Upon summation, the trial judge awarded in favour of the appellant, despite reservations around the integrity of both parties; and so, when presented to the Court of Appeal of East Africa, the Court took issue with the reliability of the appellant’s statements and proceeded to reexamine the facts, before reaching the same conclusion as the lower court.

Taken finally to the House of Lords, it was noted that vol. 2 of ‘Williams on Vendor and Purchaser’ clearly illustrated that:

“[A]s a rule, either party to a contract to sell land is entitled to sue in equity for specific performance of the agreement. This right is, in general, founded on a breach of the contract, but not in the same manner as the right to sue at law. The court has no jurisdiction to award damages at law except in case of a breach of the contract; while the equitable jurisdiction to order an agreement to be specifically performed is not limited to the cases in which at law damages could be recoverable.”

Which translated that when contracting parties hold a good account of themselves throughout their dealings, equity would provide sufficient weight as to instigate specific performance.

Yet, on this occasion neither party had been anywhere near as truthful as a court would rightfully expect; and so, on this principle it was impossible to uphold the appeal, nor enforce the equitable rights of the appellant, or those forwarded by the respondent.

Hence, the appeal was dismissed, while the House reminded the parties that:

“In equity all that is required is to show circumstances which will justify the intervention by a court of equity.”

SCRIVEN BROS & CO. v HINDLEY & CO.

Negligence and mistake, are two elements of contract law which conflict as between vendor and purchaser, particularly when the former is unreasonably applied to the buyer.

In this very brief but notable case, the issue in hand turns upon the overpayment for a product at auction.

Typical of the period, many agricultural products were imported for domestic use as the temperate weather of foreign countries provided for larger tonnage and lower prices; and so, on this occasion the subject matter was Russian industrial grade hemp, which while grown widely across the UK, remained their largest export at the time, and was a much sought after commodity.

Contrastingly, tow is a by-product of hemp, and thus sold at a much lower price, often for use as upholstery stuffing and other secondary purposes.

However, when a dockside auctioneer put out large bales of both hemp and tow, the samples shown to potential bidders were easily confusable.

To make matters worse, the two consignments were given similar lot names, therefore the possibility of bidding in error was high.

On this occasion, the purchaser had recruited a manager to bid on his behalf; at which point, he had placed similar bids on both items on the assumption that he was buying hemp.
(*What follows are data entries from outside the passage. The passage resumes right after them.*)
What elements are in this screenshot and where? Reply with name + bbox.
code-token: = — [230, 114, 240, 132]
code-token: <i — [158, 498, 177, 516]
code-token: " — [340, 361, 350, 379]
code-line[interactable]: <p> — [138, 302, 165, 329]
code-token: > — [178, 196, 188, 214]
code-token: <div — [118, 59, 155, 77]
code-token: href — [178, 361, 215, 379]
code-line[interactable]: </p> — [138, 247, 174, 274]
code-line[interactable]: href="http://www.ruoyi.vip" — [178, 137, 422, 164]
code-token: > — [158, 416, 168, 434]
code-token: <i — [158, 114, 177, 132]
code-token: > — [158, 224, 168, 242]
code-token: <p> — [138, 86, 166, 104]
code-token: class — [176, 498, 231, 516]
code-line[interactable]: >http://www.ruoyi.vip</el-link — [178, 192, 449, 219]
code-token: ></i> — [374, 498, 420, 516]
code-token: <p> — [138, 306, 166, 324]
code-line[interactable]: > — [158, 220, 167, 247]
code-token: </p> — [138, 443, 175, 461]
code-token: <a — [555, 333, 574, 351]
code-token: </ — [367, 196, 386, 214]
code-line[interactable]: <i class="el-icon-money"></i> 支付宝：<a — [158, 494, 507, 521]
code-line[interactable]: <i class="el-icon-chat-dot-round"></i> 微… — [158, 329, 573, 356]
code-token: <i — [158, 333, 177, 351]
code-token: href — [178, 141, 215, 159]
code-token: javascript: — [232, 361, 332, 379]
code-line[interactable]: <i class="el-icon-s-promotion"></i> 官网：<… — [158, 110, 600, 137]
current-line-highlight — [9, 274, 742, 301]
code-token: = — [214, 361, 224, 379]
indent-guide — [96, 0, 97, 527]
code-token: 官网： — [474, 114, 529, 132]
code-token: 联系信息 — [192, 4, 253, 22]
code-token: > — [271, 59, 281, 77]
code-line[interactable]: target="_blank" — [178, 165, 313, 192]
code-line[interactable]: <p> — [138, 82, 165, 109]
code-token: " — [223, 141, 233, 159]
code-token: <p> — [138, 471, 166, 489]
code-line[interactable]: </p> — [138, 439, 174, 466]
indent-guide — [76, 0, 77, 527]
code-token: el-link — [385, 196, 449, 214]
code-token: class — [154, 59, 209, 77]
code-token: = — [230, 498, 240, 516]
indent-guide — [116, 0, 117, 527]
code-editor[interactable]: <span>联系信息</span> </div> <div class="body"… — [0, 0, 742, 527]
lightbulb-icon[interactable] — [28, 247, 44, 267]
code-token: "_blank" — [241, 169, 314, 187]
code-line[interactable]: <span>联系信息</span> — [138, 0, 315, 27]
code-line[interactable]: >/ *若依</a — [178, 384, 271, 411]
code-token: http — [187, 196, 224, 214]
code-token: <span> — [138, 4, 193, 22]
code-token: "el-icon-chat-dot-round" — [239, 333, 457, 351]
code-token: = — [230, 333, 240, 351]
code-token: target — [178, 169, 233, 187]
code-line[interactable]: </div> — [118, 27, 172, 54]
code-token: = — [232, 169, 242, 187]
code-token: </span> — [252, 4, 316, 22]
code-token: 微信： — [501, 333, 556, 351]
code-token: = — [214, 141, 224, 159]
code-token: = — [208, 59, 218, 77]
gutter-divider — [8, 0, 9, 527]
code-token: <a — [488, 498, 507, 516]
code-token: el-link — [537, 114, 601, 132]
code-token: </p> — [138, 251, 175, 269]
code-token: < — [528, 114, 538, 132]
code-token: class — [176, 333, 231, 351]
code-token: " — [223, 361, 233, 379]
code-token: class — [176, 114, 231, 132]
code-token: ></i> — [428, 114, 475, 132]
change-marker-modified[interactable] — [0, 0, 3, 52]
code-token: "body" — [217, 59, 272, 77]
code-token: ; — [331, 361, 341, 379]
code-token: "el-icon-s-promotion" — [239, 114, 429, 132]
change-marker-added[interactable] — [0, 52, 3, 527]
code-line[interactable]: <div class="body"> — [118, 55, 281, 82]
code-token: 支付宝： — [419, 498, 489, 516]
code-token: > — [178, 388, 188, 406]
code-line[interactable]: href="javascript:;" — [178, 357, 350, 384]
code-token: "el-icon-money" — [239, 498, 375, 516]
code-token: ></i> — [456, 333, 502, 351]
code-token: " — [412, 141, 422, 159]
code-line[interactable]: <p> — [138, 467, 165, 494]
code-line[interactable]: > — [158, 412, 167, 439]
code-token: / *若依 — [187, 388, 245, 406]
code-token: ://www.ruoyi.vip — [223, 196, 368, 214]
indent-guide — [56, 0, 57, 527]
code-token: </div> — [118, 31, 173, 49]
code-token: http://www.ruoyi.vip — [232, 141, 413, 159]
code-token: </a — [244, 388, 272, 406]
To his further detriment, the auction programmes failed to distinguish the lots; and so, only those who had the foresight to inspect them beforehand were spared the embarrassment of overpaying for items of lower market value.

When the purchaser discovered his managers error, he sued the auctioneers for misrepresentation upon the principle of ‘ad idem’ (which is parties not in agreement to the nature of a contract); who themselves counter-sued for negligence on the part of the manager.

In the original trial, it was found that there could be no evidence of a contract as per the principle of disagreement, and that no grounds of negligence existed in the absence of any duty of care by the manager to examine the lots prior to bidding.

When brought before the Court of the Kings Bench, it became apparent despite a number of opposing facts, that the auctioneers had been recent victims of fraud, thus were simply looking to pass on the loss to another unsuspecting buyer.

And so, irrespective of any argument that the onus of inspection fell to the buyer’s representative, it was found that a contract could not be found to exist where no agreement had been settled between the vendor and the purchaser

Hence, the court awarded for the defendants, while reminding the parties that:

“A buyer when he examines a sample does so for his own benefit and not in the discharge of any duty to the seller.”